Today we'll be looking at two features from this issue -- The Magician of Mars and Iron Skull.
When we saw Jane yesterday, she had just arrived at an airport on...Earth? Mars? Even after reading the whole story I'm not sure which it's supposed to be. I do see that she's hit with perhaps the weirdest weapon yet in comics, incoherent music strong enough to knock her unconscious (and that's something, because we know that Jane has some brevet ranks and extra hit points!).
What happens to make her hair stand up like that when she's startled? Is that a Martian thing?
Suddenly, Magician from Mars is a pole-vaulter! Or, judging from that crotch shot, maybe a pole dancer? Now, stunts are no longer the province of just mystery men -- In the still-unreleased AH&H Heroes Handbook I planned to reveal that other classes above 6th level get stunts too, just a lot more slowly. Anyway, what she does to get to the top of the building certainly looks like a mysteryman's stunt, but then it could also be a Leap I use with some flavor text added, or the Spider Climb spell with a lot of flavor text/reinterpretation!
I'm also going to point out this brief dogfight and the relevance of abstract combat to H&H combat. That "fatal hit" Jane makes is very clearly to the wing of the plane and would not be fatal under most circumstances, yet with abstract game mechanics, a combat could end after just such a hit, either from loss of hit points or a chance of random complication per hit.
There's that weird hair flip again!
I like how the entire building has nothing to do with the hideout, other than hiding the secret tunnel underneath it. So dungeon-y!
I hate to do this since it's such low-hanging fruit, but...man, this artwork is terrible! The proportions on figures are just terribly amateurish. Look at those midgets in the tunnel in panel 7 here, or in the top panel on the next page...
I like how she calls him "sweetheart."
The explanation for "sound bombs" is right up there with the worst garbage science of the comic books we've gone over.
Jane uses Wreck at Range in that last panel. Note that she hasn't really cast anything like a traditional spell this entire adventure so far.
I'm not sure what to make of The Hood being able to go immaterial. If they had the concept of holograms back in 1940, I would have guessed he was only a hologram. Is he a magician too, like Jane? In that case, this could be some Etherealness spell, or maybe even a Gaseous Form spell.
As for her force ray, I think she means the Wall of Force spell here.
If Jane is a magician, why does she have a plane with bombs on it? Or did she steal the bombs from the hideout before it caved in?
And now it's off to the far-flung future of 1970! Hmm, which five countries would profit by the splitting up of the United States in 1970? If this was based on who owns the most U.S. debt, and would hence benefit from the largest payoffs if the U.S. defaulted -- well, I don't have numbers for 1970, but if it was based on today's numbers then these nations would be Luxembourg, Brazil, the UK, China, and Japan. Not your usual list of suspects!

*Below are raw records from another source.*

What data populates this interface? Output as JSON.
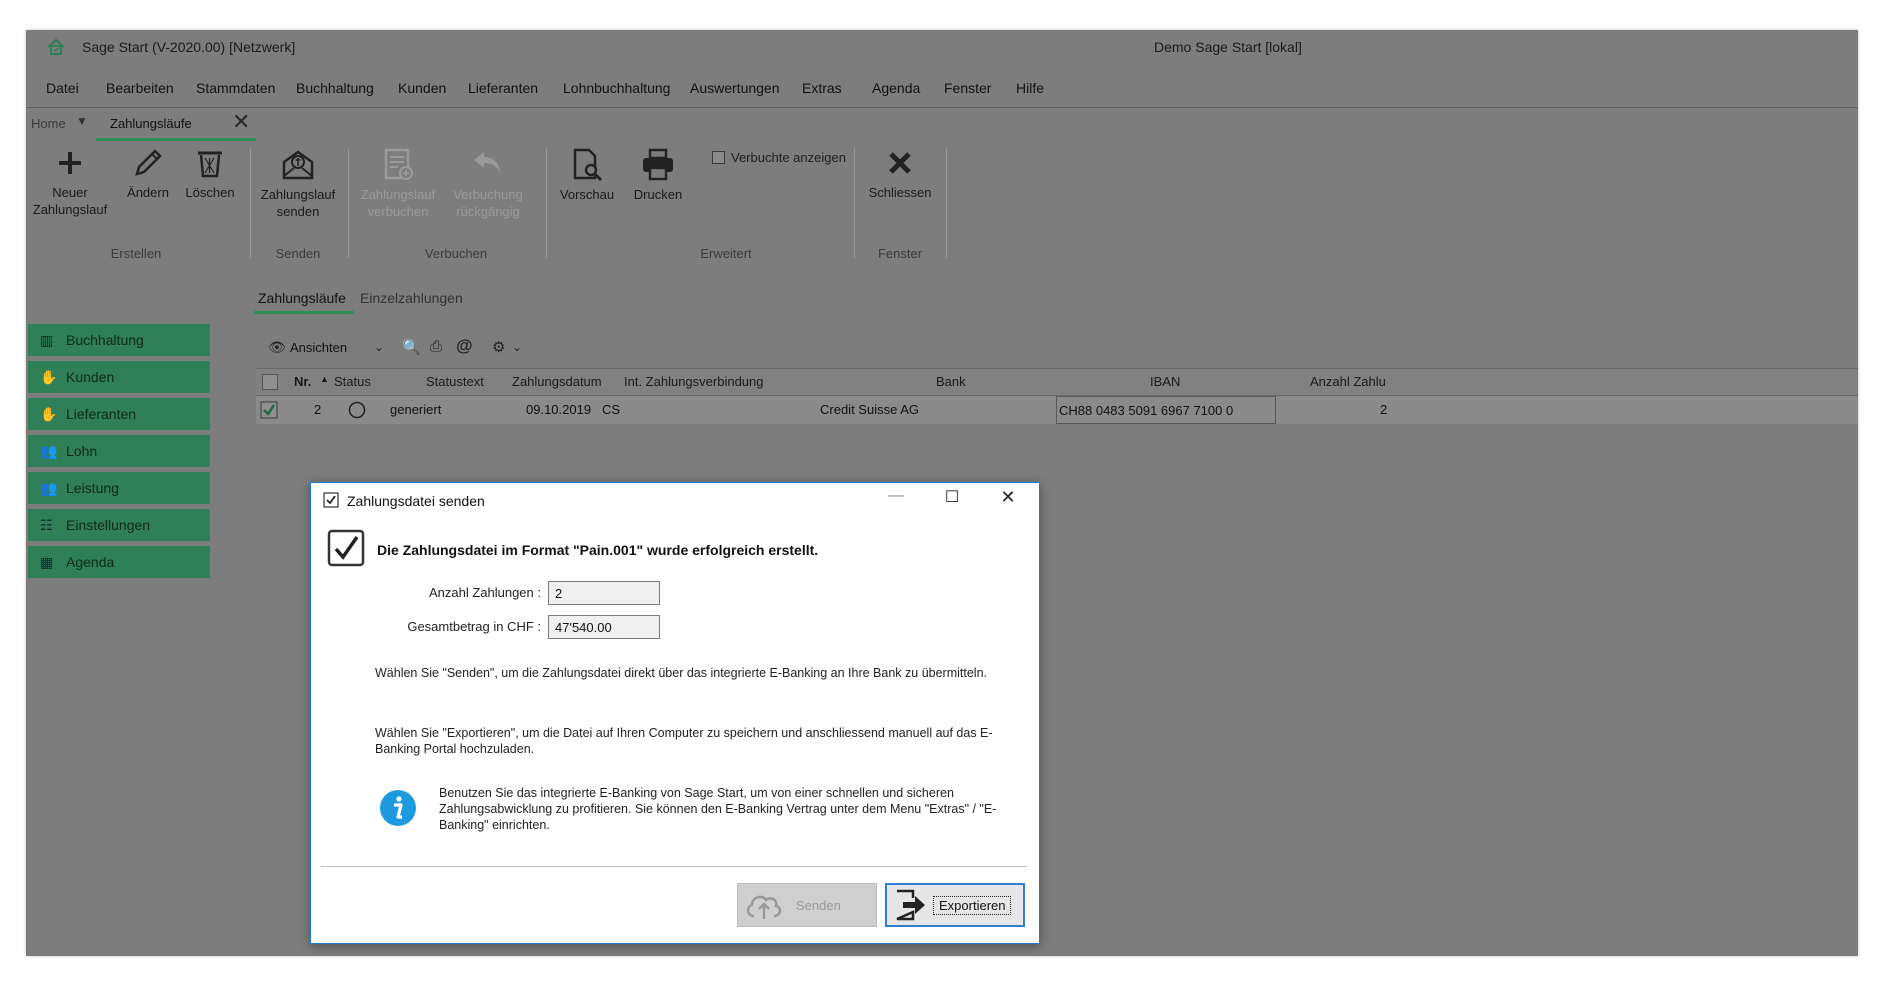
{
  "window": {
    "title": "Sage Start (V-2020.00) [Netzwerk]",
    "center_title": "Demo Sage Start [lokal]"
  },
  "menu": [
    "Datei",
    "Bearbeiten",
    "Stammdaten",
    "Buchhaltung",
    "Kunden",
    "Lieferanten",
    "Lohnbuchhaltung",
    "Auswertungen",
    "Extras",
    "Agenda",
    "Fenster",
    "Hilfe"
  ],
  "tabs": {
    "home": "Home",
    "active": "Zahlungsläufe"
  },
  "ribbon": {
    "neuer_line1": "Neuer",
    "neuer_line2": "Zahlungslauf",
    "aendern": "Ändern",
    "loeschen": "Löschen",
    "senden_line1": "Zahlungslauf",
    "senden_line2": "senden",
    "verbuchen_line1": "Zahlungslauf",
    "verbuchen_line2": "verbuchen",
    "rueck_line1": "Verbuchung",
    "rueck_line2": "rückgängig",
    "vorschau": "Vorschau",
    "drucken": "Drucken",
    "verbuchte_anzeigen": "Verbuchte anzeigen",
    "schliessen": "Schliessen",
    "groups": {
      "erstellen": "Erstellen",
      "senden": "Senden",
      "verbuchen": "Verbuchen",
      "erweitert": "Erweitert",
      "fenster": "Fenster"
    }
  },
  "sidebar": [
    {
      "label": "Buchhaltung",
      "icon": "book-icon"
    },
    {
      "label": "Kunden",
      "icon": "handshake-icon"
    },
    {
      "label": "Lieferanten",
      "icon": "handshake-icon"
    },
    {
      "label": "Lohn",
      "icon": "users-icon"
    },
    {
      "label": "Leistung",
      "icon": "users-icon"
    },
    {
      "label": "Einstellungen",
      "icon": "clipboard-icon"
    },
    {
      "label": "Agenda",
      "icon": "calendar-icon"
    }
  ],
  "content_tabs": {
    "zahlungslaeufe": "Zahlungsläufe",
    "einzelzahlungen": "Einzelzahlungen"
  },
  "grid": {
    "toolbar_ansichten": "Ansichten",
    "headers": {
      "nr": "Nr.",
      "status": "Status",
      "statustext": "Statustext",
      "zahlungsdatum": "Zahlungsdatum",
      "verbindung": "Int. Zahlungsverbindung",
      "bank": "Bank",
      "iban": "IBAN",
      "anzahl": "Anzahl Zahlu"
    },
    "row": {
      "nr": "2",
      "statustext": "generiert",
      "zahlungsdatum": "09.10.2019",
      "verbindung": "CS",
      "bank": "Credit Suisse AG",
      "iban": "CH88 0483 5091 6967 7100 0",
      "anzahl": "2"
    }
  },
  "dialog": {
    "title": "Zahlungsdatei senden",
    "heading": "Die Zahlungsdatei im Format \"Pain.001\" wurde erfolgreich erstellt.",
    "anzahl_label": "Anzahl Zahlungen :",
    "anzahl_value": "2",
    "gesamt_label": "Gesamtbetrag in CHF :",
    "gesamt_value": "47'540.00",
    "para1": "Wählen Sie \"Senden\", um die Zahlungsdatei direkt über das integrierte E-Banking an Ihre Bank zu übermitteln.",
    "para2": "Wählen Sie \"Exportieren\", um die Datei auf Ihren Computer zu speichern und anschliessend manuell auf das E-Banking Portal hochzuladen.",
    "info": "Benutzen Sie das integrierte E-Banking von Sage Start, um von einer schnellen und sicheren Zahlungsabwicklung zu profitieren. Sie können den E-Banking Vertrag unter dem Menu \"Extras\" / \"E-Banking\" einrichten.",
    "btn_senden": "Senden",
    "btn_exportieren": "Exportieren"
  },
  "colors": {
    "accent_green": "#2f7f58",
    "dialog_border": "#1e7bd1",
    "info_blue": "#1e9be0"
  }
}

Other 1940 authors might have underestimated inflation in the next 30 years, but Carl overestimated it. This $10 billion fee would have made Hawkins the richest man in the world, since oil magnate J. Paul Getty only had $6 billion in 1970.
I think it's interesting how Carl thought subways would be ancient history by 1970. I wonder what he thought we were going to replace them with.
As for the rest of this page...I really do not understand what the X-ray machine is for, or why the subway train is being supported by cables in a glass tube, or why the glass tubes are suspended so high above a cement floor. It's more like a subway museum in there.
Should a superhero be able to wreck spikes at the very moment of landing on them? On one hand, I would say no, wrecking things should not be an instantaneous action. On the other hand, doing it to save the other person falling with you is a perfect superhero action and should be encouraged. I guess, in the end, I might allow it, but insist that the superhero still takes damage from the spikes at the same time as wrecking them.
Is a 1 ft.-thick glass door still count as a door for wrecking things? At what point is a barrier thick enough that it counts as a wall and not a door? The average interior wall is about 5" wide. Let's round up to 6", though, and get to a half-foot. For every extra 6" of thickness, the wrecking things category can go up one. At least this works for doors, and maybe machines and generators. By the time we get to robots and cars, we might need some other metric, such as weight.